Il 2 maggio scorso è stata presentata in Commissione Europea la proposta ufficiale del nuovo bilancio UE per il settennio successivo 2021-2027. Si tratta, a maggior ragione in questa fase embrionale, di uno stato previsionale della spesa e dell’investimento che l’Unione Europea opererà a favore degli stati membri fino alle porte del 2030.
I numeri della proposta ufficializzata dal presidente Jean-Claude Juncker sono piuttosto significativi, anche in termini cabalistici: innanzitutto la programmazione si conclude ufficialmente nel 2027 ma, se consideriamo la tendenza fisiologica delle misure finanziarie di varcare i confini temporali di ciascun quadro pluriennale “contaminando” quelli a venire, sarà plausibile osservarne e misurarne gli impatti anche oltre il 2030.

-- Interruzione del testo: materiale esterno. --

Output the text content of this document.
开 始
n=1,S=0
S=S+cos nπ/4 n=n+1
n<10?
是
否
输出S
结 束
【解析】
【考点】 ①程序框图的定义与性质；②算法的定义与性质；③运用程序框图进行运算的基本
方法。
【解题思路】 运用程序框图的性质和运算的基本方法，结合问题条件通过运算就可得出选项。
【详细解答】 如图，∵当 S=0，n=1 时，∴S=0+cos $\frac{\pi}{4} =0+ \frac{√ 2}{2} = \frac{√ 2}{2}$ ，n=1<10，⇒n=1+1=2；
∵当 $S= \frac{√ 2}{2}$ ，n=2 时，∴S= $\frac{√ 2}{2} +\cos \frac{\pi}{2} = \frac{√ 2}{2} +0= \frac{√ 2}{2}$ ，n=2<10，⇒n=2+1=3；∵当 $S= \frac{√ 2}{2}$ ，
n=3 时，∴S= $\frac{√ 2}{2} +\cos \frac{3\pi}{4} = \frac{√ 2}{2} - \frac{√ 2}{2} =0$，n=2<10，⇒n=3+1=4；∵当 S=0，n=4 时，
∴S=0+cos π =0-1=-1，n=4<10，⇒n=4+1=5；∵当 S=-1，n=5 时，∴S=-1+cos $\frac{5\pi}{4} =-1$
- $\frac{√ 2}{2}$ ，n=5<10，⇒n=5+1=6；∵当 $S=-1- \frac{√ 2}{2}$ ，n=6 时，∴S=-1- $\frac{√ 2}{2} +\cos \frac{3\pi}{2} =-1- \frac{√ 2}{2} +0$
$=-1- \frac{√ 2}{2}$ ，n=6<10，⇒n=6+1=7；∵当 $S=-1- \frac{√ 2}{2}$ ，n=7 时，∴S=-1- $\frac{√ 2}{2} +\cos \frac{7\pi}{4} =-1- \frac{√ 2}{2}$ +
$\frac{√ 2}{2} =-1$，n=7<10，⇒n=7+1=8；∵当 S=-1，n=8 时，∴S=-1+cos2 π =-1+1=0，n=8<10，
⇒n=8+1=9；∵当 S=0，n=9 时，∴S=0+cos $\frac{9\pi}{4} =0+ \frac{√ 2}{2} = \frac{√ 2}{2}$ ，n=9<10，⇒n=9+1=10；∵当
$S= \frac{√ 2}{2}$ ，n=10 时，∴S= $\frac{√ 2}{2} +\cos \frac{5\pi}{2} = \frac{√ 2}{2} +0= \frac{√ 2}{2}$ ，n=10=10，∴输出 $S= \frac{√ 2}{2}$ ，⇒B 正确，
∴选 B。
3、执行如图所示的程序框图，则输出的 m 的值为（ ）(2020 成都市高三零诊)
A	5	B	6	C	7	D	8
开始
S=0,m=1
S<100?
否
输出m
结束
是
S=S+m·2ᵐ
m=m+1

Altro dato assolutamente rilevante è il nuovo assetto europeo post Brexit: con l’uscita della Gran Bretagna gli stati membri sono diventati 27. La ventata anti-europeista non solo sta avendo conseguenze politiche sulla tenuta dell’ Unione, ma vedrà parallelamente ricadute economiche a garanzia del bilancio UE, a cui tutti gli stati membri concorrono con risorse nazionali (clicca qui).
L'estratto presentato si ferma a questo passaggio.